You might have thought that this government cared for consumer but now you might get the real picture. Safaricom and Orange were very loud in calling for the stopping of the drop of the call charges. The government which holds shares in both Safaricom and Orange has intervened through a Presidential decree.

So when CCK through the no nonesense DG, Mr Njoroge, could not agree to be pushed to the wall by the operators, the decided to go to the media which they control since they pay big amounts in adverts and the mainstream media was singing their tune. So state house schedules a meeting with the operators, CCK, and the Information and Communication ministry on 18th May. The President heard the plea and without much thought and expertise, issued a state house decree that there shall not be much drop in interconnection charges and almost went as far as directing that no operator reduce charges any more.

The prices were to drop considering tha interconnection charges should have reduced from Ksh 2.21 to Ksh 1.44 by July2011. This move clearly makes it hard for Airtel and Essar Kenya (Yu) to rethink their strategy for the market since they were most successful not in innovation but through serious price-war. Rene Meza, CEO Airtel, told Business Daily that infact their whole strategy was pegged on Mobile Termination Rates (MTR).
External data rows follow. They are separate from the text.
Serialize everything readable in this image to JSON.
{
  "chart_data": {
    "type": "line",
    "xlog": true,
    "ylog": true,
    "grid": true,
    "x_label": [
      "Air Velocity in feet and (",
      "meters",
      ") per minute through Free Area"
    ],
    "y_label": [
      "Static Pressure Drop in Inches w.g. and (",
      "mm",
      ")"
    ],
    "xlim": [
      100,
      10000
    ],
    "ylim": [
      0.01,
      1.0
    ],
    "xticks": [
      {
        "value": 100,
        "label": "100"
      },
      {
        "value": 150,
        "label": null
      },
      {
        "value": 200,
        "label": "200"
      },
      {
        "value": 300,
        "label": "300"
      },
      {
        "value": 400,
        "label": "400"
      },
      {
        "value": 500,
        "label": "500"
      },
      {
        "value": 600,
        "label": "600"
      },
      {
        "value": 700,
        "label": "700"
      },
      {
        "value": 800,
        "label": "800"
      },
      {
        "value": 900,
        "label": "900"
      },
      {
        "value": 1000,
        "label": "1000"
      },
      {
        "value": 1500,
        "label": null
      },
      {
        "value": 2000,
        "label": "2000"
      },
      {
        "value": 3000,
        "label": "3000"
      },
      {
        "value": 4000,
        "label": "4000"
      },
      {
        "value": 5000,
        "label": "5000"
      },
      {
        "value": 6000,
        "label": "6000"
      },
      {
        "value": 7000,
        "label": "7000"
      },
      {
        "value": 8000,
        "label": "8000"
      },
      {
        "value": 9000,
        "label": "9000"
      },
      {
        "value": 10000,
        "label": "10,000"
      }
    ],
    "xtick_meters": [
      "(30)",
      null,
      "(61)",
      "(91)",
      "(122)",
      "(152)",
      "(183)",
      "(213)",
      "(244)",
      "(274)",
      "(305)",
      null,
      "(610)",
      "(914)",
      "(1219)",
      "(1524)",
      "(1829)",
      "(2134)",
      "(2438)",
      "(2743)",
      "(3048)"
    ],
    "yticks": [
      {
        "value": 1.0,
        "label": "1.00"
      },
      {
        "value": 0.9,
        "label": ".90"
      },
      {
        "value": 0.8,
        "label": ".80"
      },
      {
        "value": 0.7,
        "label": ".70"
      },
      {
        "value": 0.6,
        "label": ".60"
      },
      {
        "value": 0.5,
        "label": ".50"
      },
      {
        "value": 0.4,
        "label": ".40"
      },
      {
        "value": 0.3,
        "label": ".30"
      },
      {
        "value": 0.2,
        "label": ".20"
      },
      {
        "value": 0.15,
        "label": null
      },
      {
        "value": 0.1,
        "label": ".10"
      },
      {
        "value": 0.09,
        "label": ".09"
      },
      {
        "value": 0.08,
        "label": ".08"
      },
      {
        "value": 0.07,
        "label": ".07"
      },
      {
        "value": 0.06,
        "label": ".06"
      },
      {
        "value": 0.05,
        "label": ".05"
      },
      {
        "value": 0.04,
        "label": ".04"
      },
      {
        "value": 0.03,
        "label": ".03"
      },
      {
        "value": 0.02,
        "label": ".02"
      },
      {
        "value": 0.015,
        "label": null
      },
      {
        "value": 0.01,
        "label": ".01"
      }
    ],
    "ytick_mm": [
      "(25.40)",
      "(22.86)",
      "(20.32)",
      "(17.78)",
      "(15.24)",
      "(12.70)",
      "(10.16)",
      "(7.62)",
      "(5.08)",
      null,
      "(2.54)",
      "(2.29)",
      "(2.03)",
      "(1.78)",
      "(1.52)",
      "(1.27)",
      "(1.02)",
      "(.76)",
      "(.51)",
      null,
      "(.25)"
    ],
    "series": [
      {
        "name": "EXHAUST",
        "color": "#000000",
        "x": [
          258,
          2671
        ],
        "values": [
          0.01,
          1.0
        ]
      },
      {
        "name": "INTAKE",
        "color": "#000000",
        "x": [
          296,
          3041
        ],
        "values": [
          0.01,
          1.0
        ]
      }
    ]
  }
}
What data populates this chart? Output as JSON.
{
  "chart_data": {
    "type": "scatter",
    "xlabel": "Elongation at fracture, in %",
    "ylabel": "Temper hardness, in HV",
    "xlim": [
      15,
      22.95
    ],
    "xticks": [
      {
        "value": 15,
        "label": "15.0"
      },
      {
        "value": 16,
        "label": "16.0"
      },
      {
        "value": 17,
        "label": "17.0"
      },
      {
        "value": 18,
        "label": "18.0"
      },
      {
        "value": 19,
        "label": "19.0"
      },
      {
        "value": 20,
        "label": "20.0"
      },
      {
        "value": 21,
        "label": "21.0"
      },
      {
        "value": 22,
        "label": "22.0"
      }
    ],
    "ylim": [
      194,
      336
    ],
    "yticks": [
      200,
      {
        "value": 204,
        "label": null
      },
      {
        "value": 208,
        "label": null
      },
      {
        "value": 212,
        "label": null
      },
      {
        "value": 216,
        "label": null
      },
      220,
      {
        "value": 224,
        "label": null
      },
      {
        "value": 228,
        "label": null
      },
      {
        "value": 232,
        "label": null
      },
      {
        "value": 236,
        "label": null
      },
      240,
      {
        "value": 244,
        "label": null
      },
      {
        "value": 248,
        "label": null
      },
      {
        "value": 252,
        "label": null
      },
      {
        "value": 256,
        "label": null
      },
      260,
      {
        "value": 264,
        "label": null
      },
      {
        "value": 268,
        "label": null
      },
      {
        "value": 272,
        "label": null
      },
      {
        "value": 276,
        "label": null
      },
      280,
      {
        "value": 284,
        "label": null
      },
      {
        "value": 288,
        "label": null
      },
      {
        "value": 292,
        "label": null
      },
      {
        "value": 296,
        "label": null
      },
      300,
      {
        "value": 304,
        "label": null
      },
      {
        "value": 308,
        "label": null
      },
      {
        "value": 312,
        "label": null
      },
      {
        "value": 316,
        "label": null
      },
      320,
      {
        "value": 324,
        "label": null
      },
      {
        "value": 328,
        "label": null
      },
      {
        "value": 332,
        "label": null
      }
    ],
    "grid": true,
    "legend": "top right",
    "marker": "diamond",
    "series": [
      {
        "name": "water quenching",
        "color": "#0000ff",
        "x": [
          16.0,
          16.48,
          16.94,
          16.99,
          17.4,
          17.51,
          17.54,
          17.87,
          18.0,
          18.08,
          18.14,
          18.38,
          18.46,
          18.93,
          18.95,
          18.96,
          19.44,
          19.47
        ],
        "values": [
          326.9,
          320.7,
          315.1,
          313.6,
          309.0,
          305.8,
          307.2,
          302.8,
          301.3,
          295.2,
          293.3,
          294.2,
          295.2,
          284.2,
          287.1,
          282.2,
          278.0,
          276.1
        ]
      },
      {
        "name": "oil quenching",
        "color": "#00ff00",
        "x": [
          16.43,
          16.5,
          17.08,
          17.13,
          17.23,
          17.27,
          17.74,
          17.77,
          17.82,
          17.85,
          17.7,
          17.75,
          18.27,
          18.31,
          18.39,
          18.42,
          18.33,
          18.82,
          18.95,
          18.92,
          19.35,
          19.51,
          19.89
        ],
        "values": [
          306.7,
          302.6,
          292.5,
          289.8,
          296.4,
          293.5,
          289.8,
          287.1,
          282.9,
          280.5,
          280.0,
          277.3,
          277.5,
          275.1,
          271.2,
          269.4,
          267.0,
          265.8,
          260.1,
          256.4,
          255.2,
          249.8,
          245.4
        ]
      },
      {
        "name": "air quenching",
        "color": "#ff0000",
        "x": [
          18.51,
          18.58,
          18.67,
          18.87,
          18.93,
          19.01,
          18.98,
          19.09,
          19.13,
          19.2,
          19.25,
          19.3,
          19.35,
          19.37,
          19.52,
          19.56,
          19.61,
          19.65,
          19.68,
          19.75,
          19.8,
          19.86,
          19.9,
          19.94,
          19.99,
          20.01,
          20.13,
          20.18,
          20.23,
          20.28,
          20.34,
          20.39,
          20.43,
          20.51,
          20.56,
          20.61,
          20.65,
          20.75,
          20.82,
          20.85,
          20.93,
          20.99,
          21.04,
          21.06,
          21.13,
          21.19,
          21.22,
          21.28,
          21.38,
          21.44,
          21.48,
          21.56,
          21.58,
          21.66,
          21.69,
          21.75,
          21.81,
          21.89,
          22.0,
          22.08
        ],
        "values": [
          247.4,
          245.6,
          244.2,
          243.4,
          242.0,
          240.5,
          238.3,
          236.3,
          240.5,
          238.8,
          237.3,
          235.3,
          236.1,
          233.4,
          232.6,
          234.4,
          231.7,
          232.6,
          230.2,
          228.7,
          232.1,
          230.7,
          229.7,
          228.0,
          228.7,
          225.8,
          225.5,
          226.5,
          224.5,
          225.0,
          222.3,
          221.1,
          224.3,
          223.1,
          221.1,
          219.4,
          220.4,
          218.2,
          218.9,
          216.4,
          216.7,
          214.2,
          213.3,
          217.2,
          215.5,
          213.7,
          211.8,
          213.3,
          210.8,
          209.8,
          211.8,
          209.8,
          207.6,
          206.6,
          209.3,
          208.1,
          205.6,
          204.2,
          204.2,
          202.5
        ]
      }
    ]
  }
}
The Prime Minister’s office had a committee put into place to look into what the operators were asking for and was set to release a report of the finding next week. The President, using the PNU and ODM arm-twisting tactics in the government, jumped the gun, sidelined the PM with his committee and issued what amounts to a roadside declaration stopping the further drop of call charges. Now that is the kind of leadership we hate.

What we are not sure of is whether there were consumer organisation representatives and even application developers and consumers at the state house meeting.

“The Communication Commission of Kenya board held a meeting on May 20 and the implementation of the mobile termination rate cuts was suspended pending a detailed evaluation of the economic impact of the current charges,” Information permanent secretary Bitange Ndemo said in a letter to the Permanent Secretary in the Office of the President, Ambassador Francis Muthaura. That is according to the business daily article.

You will find the mainstream media arguing about the profitability of the ICT sector being eroded by the vicious price wars. The truth is that with more than 25% of the market share in a market like this, one operator will forever kill the spirit of the competition in the country and not show any growth. A situation where one operator makes over Ksh 20  Billion and all other operators, some ten years later have not even broken even is simply insane.

What do you think of Kibaki’s directive?